Светлые века (страница 13)

Страница 13

Я ушел из дома, как только смог. Сугробы под тускнеющим небом теперь казались серыми, как грозовые тучи. В Брейсбридже наступила мертвенная тишина, погребальная тишина, рождественская тишина; его укрыли одеялом, подоткнули края и разгладили ткань; дома отрастили седые брови, деревья и кусты склонились под тяжестью огромных снежных гусениц. Я брел, засунув руки в карманы и выдыхая пар, неосознанно выбрав тот же маршрут, ведущий в нижний город, которым мы с мамой следовали так мало – или много – сменниц назад.

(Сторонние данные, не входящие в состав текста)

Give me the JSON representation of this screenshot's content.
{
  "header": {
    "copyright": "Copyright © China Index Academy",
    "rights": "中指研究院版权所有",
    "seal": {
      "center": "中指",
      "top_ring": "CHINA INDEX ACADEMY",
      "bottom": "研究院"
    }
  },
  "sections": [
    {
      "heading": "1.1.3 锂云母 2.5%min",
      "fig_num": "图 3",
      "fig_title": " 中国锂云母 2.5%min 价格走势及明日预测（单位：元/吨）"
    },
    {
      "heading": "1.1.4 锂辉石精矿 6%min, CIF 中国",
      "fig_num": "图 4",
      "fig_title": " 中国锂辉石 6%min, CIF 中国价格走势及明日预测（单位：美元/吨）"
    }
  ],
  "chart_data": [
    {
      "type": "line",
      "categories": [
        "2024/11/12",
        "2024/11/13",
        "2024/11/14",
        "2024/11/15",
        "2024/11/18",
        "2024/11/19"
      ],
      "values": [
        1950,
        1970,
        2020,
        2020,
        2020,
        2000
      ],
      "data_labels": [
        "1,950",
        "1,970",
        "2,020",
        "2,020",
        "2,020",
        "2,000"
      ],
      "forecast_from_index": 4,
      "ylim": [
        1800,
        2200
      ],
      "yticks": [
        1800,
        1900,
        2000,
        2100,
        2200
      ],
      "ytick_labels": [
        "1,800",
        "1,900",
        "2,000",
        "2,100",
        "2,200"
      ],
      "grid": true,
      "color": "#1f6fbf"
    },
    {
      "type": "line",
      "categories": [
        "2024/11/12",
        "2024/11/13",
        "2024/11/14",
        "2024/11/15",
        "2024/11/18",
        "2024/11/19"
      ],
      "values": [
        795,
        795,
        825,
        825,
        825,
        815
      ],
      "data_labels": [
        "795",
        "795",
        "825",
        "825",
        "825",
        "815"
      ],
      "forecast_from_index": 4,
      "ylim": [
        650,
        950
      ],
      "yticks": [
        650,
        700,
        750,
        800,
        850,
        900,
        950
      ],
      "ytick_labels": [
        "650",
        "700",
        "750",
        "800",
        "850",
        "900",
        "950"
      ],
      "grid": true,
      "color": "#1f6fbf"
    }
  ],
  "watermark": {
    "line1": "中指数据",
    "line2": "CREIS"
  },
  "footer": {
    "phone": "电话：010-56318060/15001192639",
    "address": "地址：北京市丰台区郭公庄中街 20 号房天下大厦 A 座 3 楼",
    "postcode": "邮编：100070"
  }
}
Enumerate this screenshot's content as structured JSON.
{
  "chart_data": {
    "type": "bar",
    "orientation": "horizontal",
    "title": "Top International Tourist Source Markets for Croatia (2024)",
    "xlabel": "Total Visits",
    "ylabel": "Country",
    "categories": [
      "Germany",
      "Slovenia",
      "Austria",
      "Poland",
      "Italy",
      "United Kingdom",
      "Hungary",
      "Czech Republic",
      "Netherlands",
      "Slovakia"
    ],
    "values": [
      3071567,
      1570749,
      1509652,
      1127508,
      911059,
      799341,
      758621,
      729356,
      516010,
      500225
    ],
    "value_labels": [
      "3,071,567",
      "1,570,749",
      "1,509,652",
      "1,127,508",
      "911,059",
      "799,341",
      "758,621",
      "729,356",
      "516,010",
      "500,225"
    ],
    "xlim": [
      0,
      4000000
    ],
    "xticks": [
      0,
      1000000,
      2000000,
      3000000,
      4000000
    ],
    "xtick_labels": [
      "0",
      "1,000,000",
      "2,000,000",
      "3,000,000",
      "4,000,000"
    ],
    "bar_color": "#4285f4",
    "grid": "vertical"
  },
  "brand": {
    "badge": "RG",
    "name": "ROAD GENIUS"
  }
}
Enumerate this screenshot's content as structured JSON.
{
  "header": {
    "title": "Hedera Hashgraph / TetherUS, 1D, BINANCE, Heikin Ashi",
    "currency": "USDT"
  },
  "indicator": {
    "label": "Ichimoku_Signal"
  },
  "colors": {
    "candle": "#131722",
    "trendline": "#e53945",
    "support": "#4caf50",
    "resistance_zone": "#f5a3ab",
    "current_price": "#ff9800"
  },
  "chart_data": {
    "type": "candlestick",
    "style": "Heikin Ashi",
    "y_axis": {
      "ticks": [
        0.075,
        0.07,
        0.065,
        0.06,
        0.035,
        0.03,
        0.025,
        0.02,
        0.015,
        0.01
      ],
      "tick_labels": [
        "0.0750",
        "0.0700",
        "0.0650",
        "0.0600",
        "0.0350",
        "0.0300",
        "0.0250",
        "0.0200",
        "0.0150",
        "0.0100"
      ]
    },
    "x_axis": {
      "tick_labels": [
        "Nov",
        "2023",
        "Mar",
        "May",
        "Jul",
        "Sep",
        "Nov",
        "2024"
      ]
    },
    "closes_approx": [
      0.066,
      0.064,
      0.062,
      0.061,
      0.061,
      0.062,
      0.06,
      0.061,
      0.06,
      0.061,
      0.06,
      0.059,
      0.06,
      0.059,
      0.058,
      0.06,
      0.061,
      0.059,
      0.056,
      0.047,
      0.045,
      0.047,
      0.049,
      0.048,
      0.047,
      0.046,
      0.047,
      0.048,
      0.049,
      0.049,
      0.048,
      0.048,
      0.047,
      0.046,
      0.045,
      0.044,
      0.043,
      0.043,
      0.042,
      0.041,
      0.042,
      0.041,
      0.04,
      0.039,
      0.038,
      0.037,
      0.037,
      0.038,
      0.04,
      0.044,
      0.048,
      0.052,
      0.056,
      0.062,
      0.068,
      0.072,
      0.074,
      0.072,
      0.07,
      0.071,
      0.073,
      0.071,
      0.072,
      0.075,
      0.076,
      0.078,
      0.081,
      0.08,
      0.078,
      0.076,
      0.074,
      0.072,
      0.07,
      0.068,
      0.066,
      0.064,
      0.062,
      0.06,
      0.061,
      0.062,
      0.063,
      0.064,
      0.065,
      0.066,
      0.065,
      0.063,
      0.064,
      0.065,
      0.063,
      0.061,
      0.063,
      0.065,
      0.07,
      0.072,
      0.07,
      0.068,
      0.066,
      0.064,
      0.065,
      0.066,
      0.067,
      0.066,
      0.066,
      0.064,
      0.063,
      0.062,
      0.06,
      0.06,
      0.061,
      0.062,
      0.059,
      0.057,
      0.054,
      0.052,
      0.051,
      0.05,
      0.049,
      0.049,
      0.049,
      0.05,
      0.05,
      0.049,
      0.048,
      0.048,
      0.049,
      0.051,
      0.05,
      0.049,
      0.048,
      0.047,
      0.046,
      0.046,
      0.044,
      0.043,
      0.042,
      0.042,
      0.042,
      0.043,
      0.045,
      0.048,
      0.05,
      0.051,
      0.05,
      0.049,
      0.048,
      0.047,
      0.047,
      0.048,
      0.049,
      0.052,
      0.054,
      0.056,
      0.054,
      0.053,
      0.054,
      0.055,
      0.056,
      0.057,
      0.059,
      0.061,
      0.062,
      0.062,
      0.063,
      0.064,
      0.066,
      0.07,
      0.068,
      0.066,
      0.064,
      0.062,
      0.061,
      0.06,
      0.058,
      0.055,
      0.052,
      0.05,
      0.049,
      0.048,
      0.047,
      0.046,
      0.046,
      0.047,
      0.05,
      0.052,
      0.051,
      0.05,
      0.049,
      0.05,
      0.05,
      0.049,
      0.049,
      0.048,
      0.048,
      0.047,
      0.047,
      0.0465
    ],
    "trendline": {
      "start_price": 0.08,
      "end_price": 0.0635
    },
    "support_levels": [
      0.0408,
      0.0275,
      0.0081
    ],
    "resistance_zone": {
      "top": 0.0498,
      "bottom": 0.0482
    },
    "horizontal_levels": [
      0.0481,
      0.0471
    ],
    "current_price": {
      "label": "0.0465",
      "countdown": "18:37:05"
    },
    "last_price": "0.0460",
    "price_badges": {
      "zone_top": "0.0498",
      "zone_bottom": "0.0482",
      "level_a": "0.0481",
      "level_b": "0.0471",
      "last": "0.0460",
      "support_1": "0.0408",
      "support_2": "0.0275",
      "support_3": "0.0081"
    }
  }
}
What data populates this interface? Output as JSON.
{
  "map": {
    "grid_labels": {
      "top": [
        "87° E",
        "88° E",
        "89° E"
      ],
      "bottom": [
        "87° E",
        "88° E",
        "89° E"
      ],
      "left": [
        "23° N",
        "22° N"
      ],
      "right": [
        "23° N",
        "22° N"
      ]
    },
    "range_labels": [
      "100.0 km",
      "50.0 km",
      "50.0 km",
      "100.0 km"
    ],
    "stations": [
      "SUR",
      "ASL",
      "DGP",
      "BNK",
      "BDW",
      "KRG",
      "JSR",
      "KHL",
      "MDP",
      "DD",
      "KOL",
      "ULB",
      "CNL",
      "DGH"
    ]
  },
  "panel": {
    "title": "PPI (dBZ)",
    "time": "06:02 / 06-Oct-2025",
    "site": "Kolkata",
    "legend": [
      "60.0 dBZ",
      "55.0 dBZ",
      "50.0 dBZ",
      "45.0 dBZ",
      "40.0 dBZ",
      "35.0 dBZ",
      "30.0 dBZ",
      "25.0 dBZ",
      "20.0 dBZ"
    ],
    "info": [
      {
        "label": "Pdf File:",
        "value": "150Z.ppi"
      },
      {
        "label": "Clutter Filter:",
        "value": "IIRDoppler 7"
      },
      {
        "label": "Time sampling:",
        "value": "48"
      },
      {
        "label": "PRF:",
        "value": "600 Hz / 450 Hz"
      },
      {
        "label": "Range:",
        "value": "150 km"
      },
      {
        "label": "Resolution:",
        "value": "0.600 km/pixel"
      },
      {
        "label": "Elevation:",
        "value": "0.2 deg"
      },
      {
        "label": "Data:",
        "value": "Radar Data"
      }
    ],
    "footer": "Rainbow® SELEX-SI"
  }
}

Вот и церковь Святого Уилфреда, все такая же большая, приземистая и уродливая, запустившая в землю контрфорсы, будто когти, а за нею – ряды надгробий в волнующемся голубовато-белом море; дисциплинированные трупы терпеливо выстроились в ожидании воскрешения, различимые лишь по датам рождения и смерти, а также принадлежности к той или иной гильдии. Хай-стрит опустела. Дальше и ниже, у подножия холма, где под белым сиянием Рейнхарроу можно было по-настоящему утонуть в снегу, стихли шум и суета. Ворота в загоны ямозверей были закрыты на засовы и цепи, огромные животные превратились в тихие силуэты на соломенных подстилках.

Главный вход в «Модингли и Клотсон» был не освещен и безлюден, но за ним – там, где Уитибрук-роуд резко поворачивала на север – имелся еще один, возле которого снег даже сегодня подтаял и превратился в грязную жижу. Она поблескивала в дивоблеске прудов-отстойников, упавшие кусочки угля сверкали в свете фонарей, а само это место на фоне нетронутого снега казалось темной дырой. Где-то завыли злопсы. Я ощутил тяжесть на сердце. Мои ноги дрожали. Я теперь чувствовал его – чувствовал, как он поднимается ко мне сквозь землю, сквозь все сущее – ШШШ… БУМ! ШШШ… БУМ! – этот гулкий, нескончаемый грохот.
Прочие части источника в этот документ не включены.